The Subject Was Roses: Analysis of Major Characters

Author: Frank D. Gilroy

First published: 1962

Genre: Play

Locale: The Bronx, New York

Plot: Realism

Time: May, 1946

John Cleary, a fifty-year-old coffee merchant. John is deeply disappointed with the course his life has taken. He had the opportunity, years ago, to relocate in Brazil, but his wife, Nettie, did not want to make the move. Instead, they settled in the Bronx, near Nettie's mother. The man who took the position in Brazil became rich. Having failed to achieve the American Dream, John now turns his frustration toward others, particularly Nettie and Timmy, his son. John's unhappiness also reveals itself in his rigidity (particularly about morality and religion) and reticence. He is unable to speak about those things that are deeply meaningful to him. He drinks to excess, though he does not approve of his son's drunkenness. John's long-standing estrangement from his wife has intensified during Timmy's absence from home. Now, with Timmy's return, he finds himself both envious of and frustrated by his son. Although he reaches tentative agreement with his son at the end of the play, his deeper problems are unresolved.

Nettie Cleary, John's wife, a bitter, estranged woman.

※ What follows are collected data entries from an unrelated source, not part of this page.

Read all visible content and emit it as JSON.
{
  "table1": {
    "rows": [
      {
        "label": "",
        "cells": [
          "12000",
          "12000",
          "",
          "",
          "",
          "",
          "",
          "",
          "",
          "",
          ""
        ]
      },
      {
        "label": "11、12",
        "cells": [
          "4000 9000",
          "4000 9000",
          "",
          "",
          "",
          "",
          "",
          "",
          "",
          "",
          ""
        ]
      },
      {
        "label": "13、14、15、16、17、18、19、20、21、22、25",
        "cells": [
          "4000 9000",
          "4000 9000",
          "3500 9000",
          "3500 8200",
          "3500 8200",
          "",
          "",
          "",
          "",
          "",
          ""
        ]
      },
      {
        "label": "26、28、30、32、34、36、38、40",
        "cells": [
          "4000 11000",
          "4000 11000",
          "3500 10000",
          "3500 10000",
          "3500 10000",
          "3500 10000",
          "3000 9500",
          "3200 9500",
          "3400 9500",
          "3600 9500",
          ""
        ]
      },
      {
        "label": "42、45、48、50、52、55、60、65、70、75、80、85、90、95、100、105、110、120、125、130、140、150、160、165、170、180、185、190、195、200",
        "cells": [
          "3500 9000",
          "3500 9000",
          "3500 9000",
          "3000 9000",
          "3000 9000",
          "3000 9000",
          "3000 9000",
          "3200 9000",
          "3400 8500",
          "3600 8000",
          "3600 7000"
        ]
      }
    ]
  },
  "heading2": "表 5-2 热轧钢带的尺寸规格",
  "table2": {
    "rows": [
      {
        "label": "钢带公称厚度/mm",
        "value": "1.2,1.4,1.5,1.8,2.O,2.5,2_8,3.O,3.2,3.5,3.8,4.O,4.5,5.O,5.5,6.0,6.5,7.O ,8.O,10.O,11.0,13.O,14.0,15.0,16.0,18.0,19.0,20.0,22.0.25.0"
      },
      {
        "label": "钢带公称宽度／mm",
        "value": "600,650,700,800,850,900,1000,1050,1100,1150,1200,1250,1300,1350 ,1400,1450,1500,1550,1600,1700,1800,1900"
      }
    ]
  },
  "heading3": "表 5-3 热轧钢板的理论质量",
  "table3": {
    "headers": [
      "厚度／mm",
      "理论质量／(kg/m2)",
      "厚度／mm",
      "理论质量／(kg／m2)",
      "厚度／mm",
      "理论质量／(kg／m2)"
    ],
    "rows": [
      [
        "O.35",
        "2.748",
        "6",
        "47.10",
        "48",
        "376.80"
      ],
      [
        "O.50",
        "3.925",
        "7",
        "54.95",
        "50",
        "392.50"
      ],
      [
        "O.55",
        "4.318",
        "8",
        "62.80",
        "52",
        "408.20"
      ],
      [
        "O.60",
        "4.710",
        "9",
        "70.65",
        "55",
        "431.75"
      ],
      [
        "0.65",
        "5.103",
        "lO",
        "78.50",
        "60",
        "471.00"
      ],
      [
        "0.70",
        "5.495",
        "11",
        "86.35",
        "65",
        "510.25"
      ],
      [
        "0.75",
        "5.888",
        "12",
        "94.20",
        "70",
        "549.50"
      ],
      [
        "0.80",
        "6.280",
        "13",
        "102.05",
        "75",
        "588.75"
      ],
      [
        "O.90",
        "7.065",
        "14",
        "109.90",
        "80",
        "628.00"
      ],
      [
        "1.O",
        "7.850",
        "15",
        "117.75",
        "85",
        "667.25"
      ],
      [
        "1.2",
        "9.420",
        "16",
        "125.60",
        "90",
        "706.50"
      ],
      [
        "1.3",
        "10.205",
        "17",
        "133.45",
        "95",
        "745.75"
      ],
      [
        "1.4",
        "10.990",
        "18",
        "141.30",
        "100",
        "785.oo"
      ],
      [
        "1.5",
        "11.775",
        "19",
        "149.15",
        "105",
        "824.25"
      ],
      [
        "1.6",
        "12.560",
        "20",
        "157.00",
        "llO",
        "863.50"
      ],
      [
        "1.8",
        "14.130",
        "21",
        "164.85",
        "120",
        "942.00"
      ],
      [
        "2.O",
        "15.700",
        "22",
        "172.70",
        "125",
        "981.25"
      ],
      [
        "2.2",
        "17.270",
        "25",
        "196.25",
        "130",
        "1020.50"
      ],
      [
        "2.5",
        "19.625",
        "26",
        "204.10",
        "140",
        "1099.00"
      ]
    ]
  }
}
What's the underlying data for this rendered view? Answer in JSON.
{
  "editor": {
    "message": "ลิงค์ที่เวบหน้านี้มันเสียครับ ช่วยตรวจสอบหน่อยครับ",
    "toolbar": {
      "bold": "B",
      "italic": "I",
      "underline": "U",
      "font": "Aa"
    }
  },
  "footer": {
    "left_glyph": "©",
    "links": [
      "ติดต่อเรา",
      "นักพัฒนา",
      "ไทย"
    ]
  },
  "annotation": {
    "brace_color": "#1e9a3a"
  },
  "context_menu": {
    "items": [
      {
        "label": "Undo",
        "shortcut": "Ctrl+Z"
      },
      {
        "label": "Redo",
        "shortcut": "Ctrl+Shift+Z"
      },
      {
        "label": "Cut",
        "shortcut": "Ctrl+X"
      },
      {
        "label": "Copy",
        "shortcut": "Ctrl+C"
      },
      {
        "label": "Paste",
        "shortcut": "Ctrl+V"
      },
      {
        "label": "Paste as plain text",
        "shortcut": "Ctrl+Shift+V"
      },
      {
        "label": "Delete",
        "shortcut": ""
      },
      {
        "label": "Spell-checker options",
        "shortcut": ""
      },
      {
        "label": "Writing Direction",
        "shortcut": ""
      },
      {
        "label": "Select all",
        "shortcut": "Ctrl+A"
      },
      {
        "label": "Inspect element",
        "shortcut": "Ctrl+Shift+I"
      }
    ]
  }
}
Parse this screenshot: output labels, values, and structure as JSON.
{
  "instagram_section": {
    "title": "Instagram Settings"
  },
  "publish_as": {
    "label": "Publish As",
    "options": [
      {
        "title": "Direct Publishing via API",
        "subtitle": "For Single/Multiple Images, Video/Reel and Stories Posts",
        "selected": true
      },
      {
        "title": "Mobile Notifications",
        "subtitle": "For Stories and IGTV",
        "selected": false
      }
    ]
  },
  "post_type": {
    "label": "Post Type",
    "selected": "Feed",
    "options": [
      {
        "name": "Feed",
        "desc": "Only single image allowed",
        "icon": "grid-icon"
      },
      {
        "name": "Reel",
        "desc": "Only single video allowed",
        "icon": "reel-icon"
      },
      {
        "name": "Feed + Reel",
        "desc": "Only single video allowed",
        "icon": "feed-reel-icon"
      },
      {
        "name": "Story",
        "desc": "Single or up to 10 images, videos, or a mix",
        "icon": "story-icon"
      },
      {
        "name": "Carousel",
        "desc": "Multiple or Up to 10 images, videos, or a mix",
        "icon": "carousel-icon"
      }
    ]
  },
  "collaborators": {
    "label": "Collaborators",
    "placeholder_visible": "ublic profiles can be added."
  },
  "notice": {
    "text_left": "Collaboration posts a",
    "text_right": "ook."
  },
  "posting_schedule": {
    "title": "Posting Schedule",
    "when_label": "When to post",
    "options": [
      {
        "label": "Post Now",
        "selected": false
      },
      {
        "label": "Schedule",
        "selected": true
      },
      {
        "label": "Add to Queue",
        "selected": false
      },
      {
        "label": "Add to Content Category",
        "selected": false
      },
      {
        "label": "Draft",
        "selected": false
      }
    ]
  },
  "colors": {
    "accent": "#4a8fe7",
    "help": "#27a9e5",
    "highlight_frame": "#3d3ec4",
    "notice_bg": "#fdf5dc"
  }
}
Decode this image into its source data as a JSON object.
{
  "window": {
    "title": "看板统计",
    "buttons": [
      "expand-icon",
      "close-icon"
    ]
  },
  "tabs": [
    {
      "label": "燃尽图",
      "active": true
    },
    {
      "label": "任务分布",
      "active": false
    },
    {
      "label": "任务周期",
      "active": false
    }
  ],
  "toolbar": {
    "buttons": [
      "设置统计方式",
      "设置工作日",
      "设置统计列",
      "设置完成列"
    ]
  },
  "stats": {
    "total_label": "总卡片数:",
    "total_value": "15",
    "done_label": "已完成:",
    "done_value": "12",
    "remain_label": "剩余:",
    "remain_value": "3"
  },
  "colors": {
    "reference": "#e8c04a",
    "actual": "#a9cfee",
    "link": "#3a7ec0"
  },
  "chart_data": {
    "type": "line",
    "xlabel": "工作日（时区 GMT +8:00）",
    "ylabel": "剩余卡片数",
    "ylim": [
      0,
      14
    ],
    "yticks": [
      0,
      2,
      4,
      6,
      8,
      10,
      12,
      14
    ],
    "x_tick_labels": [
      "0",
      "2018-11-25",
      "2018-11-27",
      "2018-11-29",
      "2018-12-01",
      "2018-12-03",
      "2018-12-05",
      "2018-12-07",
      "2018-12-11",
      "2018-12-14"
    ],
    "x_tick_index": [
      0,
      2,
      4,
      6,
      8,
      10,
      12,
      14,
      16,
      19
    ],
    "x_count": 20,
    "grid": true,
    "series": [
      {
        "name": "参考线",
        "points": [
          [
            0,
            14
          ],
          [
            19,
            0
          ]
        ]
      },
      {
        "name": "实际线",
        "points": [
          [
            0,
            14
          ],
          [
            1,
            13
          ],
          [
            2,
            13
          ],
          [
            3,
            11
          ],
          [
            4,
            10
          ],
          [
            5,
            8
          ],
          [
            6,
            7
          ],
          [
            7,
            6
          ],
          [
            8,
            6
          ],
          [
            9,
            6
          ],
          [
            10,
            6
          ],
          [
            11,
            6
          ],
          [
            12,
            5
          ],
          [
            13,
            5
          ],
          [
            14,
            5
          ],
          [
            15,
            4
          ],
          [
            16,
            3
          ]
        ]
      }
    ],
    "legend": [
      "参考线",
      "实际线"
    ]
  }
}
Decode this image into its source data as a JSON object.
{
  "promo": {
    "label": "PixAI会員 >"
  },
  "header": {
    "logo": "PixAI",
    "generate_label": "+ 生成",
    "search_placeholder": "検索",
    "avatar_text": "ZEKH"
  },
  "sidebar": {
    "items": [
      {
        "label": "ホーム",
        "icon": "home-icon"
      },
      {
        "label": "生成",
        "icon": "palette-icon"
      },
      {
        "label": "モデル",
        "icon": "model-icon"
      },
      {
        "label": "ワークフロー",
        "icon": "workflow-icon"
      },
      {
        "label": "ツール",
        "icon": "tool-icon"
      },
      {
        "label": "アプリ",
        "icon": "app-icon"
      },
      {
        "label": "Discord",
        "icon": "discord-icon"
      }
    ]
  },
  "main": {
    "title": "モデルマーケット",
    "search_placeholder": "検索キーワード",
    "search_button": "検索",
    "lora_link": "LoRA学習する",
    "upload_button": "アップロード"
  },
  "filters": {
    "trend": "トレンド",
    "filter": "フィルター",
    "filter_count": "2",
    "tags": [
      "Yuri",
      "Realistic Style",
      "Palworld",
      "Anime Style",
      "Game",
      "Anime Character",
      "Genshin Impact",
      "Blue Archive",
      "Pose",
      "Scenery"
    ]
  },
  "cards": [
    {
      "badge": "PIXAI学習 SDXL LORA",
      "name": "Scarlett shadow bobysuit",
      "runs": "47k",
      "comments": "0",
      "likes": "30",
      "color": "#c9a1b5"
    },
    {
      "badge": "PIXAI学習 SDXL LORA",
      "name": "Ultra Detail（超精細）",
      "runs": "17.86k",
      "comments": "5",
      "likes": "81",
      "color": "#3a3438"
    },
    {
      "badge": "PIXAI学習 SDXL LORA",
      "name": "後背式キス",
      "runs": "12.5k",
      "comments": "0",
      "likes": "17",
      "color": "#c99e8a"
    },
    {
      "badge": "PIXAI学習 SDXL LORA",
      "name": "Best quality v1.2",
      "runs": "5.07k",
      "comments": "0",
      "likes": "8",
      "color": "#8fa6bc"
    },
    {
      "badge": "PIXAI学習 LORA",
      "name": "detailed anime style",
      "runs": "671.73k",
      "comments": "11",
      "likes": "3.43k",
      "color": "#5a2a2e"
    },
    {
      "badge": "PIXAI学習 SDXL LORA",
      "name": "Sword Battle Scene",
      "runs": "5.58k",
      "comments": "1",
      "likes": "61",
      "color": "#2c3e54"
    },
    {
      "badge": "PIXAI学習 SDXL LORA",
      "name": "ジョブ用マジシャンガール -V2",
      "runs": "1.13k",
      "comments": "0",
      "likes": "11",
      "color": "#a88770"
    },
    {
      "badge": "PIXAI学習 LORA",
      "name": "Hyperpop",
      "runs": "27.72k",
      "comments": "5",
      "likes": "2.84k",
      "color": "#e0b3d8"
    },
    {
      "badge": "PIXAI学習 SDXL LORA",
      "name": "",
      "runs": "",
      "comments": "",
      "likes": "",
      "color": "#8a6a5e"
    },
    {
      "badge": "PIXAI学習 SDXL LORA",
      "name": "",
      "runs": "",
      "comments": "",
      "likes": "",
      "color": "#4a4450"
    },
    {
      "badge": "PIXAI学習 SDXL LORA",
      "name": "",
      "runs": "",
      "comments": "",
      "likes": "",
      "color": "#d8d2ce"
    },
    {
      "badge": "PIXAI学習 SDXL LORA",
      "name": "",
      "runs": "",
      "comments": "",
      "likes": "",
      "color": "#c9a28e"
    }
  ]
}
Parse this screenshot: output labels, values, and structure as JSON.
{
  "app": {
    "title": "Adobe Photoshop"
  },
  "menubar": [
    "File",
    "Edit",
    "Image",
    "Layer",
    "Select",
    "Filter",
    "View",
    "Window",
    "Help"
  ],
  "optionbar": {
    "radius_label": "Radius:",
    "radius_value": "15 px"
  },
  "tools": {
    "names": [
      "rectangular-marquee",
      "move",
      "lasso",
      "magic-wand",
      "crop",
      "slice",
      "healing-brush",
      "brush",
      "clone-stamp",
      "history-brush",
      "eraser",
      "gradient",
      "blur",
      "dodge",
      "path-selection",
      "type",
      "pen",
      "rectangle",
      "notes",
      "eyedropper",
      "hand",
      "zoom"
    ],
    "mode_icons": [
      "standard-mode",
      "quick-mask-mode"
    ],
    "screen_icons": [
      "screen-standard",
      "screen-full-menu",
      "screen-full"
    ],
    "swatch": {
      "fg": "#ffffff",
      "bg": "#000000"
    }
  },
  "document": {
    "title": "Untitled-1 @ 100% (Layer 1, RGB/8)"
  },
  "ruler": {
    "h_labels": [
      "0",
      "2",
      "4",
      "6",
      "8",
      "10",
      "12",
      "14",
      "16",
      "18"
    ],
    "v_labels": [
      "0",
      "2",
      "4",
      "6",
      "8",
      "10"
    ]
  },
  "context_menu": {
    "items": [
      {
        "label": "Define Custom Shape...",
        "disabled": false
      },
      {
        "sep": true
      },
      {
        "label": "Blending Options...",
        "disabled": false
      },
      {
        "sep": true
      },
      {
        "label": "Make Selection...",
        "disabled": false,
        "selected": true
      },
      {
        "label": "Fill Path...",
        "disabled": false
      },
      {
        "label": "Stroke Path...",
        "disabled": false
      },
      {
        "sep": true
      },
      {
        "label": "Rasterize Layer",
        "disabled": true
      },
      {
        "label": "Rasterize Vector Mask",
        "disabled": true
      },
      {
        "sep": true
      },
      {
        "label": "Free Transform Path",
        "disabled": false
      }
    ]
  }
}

At the age of forty-five, she contrasts her present life with a happier past. She recalls (or imagines) her childhood at home, a world of gentility, culture, and love. She had several suitors and chose John as the most energetic and ambitious of them. He alone, she believed, would be able to give her the life she sought. His failure to do so disappointed her, and her love diminished. To replace her expectations, she has created a life of service to her husband, her mother, her son, and her retarded cousin, but it is a life that has left her unfulfilled. The day that she walks out of the house and spends hours wandering around the city is, she says, “the only real freedom I've ever known.” Like her husband, Nettie is caught in a self-created worldview, unable to appreciate the different reality of others and unable to communicate with those others. Timmy's return home is yet another failure of reality to meet her expectations.

Timmy Cleary, their son, who left home at the age of eighteen to fight in World War II. Now twenty-one, he returns to his parents' house, precipitating the family crisis for all three characters. Timmy is now better able to perceive his parents' relationship with each other, as well as his relationship with each, though his insight is colored by his own quest for independence. Although he attempts to meet each parent's separate expectations of him, he cannot alter the person he has become. When he tries to reconcile John and Nettie, for example by buying her roses, he fails. Like his father, Timmy drinks excessively, providing a convenient escape from the shattered home he is trying to reenter. His behavior merely makes the situation worse, and although he almost manages some moments of communication, first with Nettie and then with John, his decision to leave home at the end is the only resolution to the family conflict.